1. The application of the exemption provided for in Article 61 (1) (b) of the Law shall be requested from the intervention service of the tax warehouse or factory, indicating in the application the centre where the analysis is to be carried out. nature of these and the kind and quantity of work that need to be sent for the practice of the analysis.

2. The financial controller of the establishment shall, where appropriate, authorise the dispatch of the necessary tasks to be provided by a movement order in which reference is made to the authorisation granted.

3. Compliance with the provisions of the preceding paragraphs shall not be necessary where the quantities necessary for the analysis, together with losses in the tax warehouse or factory, do not exceed the statutory loss rates.

Article 76. Exemptions and refunds.

1. The application of the return benefit referred to in paragraphs (a) and (b) of Article 62 of the Law shall be carried out in accordance with the following procedure:

(a) The owner of the tobacco work shall request the application of the benefit to the management office corresponding to the establishment where the work is located.
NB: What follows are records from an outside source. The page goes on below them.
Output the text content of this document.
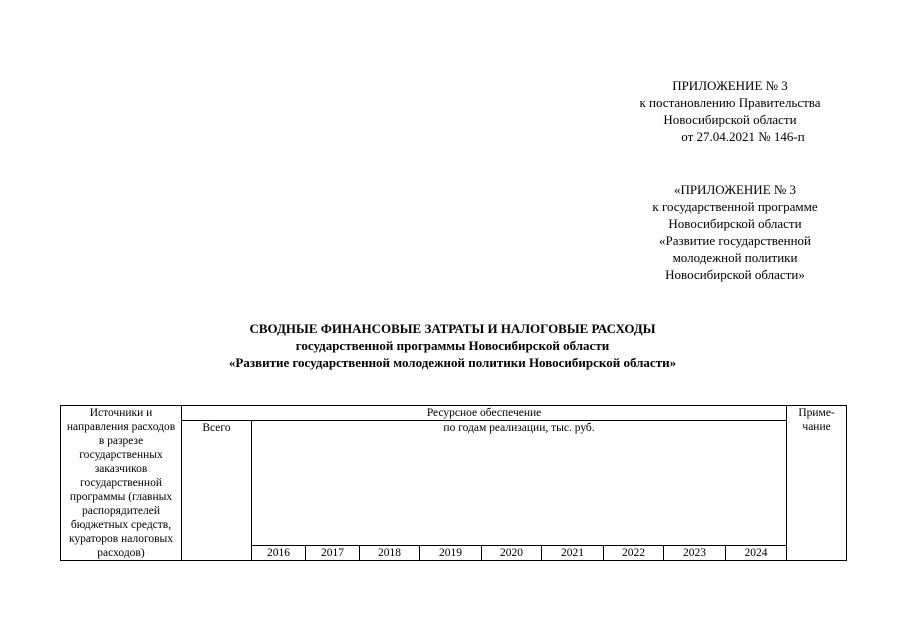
ПРИЛОЖЕНИЕ № 3
к постановлению Правительства
Новосибирской области
от 27.04.2021 № 146-п
«ПРИЛОЖЕНИЕ № 3
к государственной программе
Новосибирской области
«Развитие государственной
молодежной политики
Новосибирской области»
СВОДНЫЕ ФИНАНСОВЫЕ ЗАТРАТЫ И НАЛОГОВЫЕ РАСХОДЫ
государственной программы Новосибирской области
«Развитие государственной молодежной политики Новосибирской области»
Источники и направления расходов в разрезе государственных заказчиков государственной программы (главных распорядителей бюджетных средств, кураторов налоговых расходов)	Ресурсное обеспечение										Приме-чание
	Всего	по годам реализации, тыс. руб.									
		2016	2017	2018	2019	2020	2021	2022	2023	2024	
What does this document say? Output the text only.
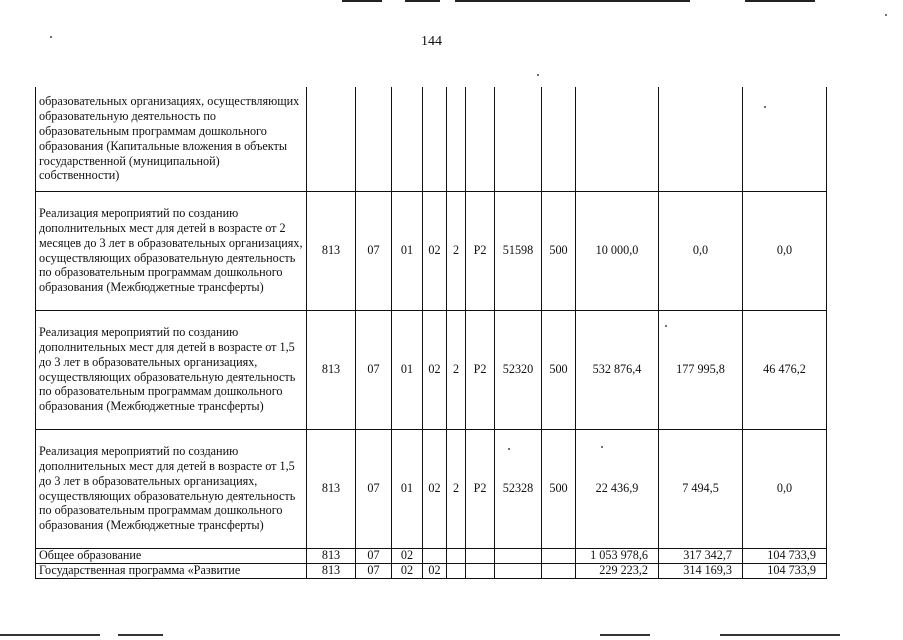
144
образовательных организациях, осуществляющих образовательную деятельность по образовательным программам дошкольного образования (Капитальные вложения в объекты государственной (муниципальной) собственности)											
Реализация мероприятий по созданию дополнительных мест для детей в возрасте от 2 месяцев до 3 лет в образовательных организациях, осуществляющих образовательную деятельность по образовательным программам дошкольного образования (Межбюджетные трансферты)	813	07	01	02	2	P2	51598	500	10 000,0	0,0	0,0
Реализация мероприятий по созданию дополнительных мест для детей в возрасте от 1,5 до 3 лет в образовательных организациях, осуществляющих образовательную деятельность по образовательным программам дошкольного образования (Межбюджетные трансферты)	813	07	01	02	2	P2	52320	500	532 876,4	177 995,8	46 476,2
Реализация мероприятий по созданию дополнительных мест для детей в возрасте от 1,5 до 3 лет в образовательных организациях, осуществляющих образовательную деятельность по образовательным программам дошкольного образования (Межбюджетные трансферты)	813	07	01	02	2	P2	52328	500	22 436,9	7 494,5	0,0
Общее образование	813	07	02						1 053 978,6	317 342,7	104 733,9
Государственная программа «Развитие	813	07	02	02					229 223,2	314 169,3	104 733,9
The following points shall be included in the document:

1. Identifying data of the applicant and the establishment where the work is located.

2. Class and quantity of tasks for which the return is requested.

3. Cause by which the destruction or return of the work is requested.

4. Details concerning the supplier of the tasks and the date on which they were acquired, including photocopies of the relevant circulation document and the invoice.

5. Identifying data of the authorised warehousekeeper to whom, where appropriate, the work is returned, as well as the tax warehouse or factory to which it is intended to be sent, including the accompanying document certifying the conformity of the authorised warehousekeeper with respect to the return of the work, or

6. The procedure proposed for the destruction, as well as the premises in which such an operation may be carried out.

(b) The managing office, after carrying out the checks it deems appropriate, shall decide the application, authorizing, where appropriate, the return of the work to the factory or tax warehouse specified in the application, determining the quota to return. This authorisation shall give the management office concerned to the establishment of destination.

(c) The authorised warehousekeeper shall bear the tobacco entries in his stock records, justifying the seat with the agreement of the management office which authorised the refund. The depositary may deduct from the quota corresponding to the tax period in which the entry of the duties returned has taken place, the amount of the quota the refund has been agreed upon.

(d) The authorised warehousekeeper shall make the amount of the refund effective, to the applicant for the refund.

(e) Where the destruction of the work has been chosen, it shall take place, once approved by the managing office, in the presence of the inspection services which shall instruct the relevant diligence. The managing office, if appropriate, shall determine the fee to be paid and shall agree to pay.

2. The exemption provided for in Article 64 (5) (b) of the Law shall be justified by the copy number 3 of the accompanying document, which is due to the intervention of the Franco Territory which has carried out the customs clearance.

3. The refund provided for in Article 64 (6) of the Law shall be requested from the intervention of the Franco Territory which carries out the customs clearance, in accordance with the procedure laid down for the refund of excise duties on export assumptions.